El estragón Se puede utilizar con ensaladas, con tomates, con carne, pescado, pollo huevos, conejo, marisco, setas. Esta planta, también llamada dragoncillo, tiene su origen en oeste asiático y de Rusia, donde los cocineros lo utilizaban mucho. Luego los árabes lo adoptaron y lo llevaron a Francia en el siglo XVII, donde se convirtió en un condimento esencial de su cocina y de ahí se extendió a todos los países mediterráneos. Esta planta es una de las más utilizadas.
Su aroma es picante y anisado, con un toque a heno. Y sabe a anís y a pimienta, aunque es un sabor delicado, es bastante marcado. La mejor manera de tomarlo es fresco, aunque se seca en verano y se conserva en tarros, para su uso posterior.
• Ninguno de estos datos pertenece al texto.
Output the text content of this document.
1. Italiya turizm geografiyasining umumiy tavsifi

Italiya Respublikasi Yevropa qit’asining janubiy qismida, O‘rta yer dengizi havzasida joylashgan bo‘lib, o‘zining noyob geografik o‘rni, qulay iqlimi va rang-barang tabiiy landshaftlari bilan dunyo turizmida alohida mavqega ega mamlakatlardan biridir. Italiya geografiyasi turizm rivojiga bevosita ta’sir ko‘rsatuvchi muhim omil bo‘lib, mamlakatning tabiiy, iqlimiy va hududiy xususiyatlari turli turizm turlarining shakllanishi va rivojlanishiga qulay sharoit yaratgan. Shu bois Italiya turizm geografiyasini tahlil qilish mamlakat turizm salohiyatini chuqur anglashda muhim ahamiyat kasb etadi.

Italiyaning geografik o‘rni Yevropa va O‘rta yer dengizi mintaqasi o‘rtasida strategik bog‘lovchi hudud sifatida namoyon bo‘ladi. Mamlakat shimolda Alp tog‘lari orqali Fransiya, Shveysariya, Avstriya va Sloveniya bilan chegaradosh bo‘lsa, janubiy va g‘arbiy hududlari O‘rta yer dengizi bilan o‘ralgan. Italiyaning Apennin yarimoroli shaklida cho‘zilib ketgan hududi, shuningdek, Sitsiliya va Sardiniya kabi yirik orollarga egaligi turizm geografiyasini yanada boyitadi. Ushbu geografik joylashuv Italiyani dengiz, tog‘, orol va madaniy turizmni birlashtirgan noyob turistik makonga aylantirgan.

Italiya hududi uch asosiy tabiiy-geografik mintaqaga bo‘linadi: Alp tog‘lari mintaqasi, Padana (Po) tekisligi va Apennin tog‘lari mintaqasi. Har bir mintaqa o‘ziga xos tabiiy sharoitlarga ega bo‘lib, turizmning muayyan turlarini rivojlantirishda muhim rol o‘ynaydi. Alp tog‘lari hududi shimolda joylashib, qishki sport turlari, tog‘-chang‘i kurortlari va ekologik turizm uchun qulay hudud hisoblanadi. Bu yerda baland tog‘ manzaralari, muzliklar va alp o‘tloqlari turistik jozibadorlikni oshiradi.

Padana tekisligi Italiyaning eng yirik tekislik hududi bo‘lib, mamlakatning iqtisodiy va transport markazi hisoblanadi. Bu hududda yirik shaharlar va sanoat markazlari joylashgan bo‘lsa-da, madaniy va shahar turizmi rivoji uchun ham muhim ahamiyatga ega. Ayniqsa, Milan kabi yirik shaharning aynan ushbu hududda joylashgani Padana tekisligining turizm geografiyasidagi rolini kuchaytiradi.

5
La planta: Esta planta tiene su origen en oeste asiático y Rusia. Sus hojas son de forma alargada y puntiagudas. La planta puede llegar a medir hasta 1 m de alto.
Existen dos variedades:
- Estragón francés: Es fino y aromático y su sabor es dulzón a anís y vainilla, nunca amarga.
- Estragón ruso: Es más intenso y áspero, amargo un poco, es aceitoso y abre el apetito.
Partes de la planta utilizadas: Se utilizan las hojas verdes, es cuando tienen más sabor, aunque se secan en verano guardándose en tarros herméticos para su uso posterior.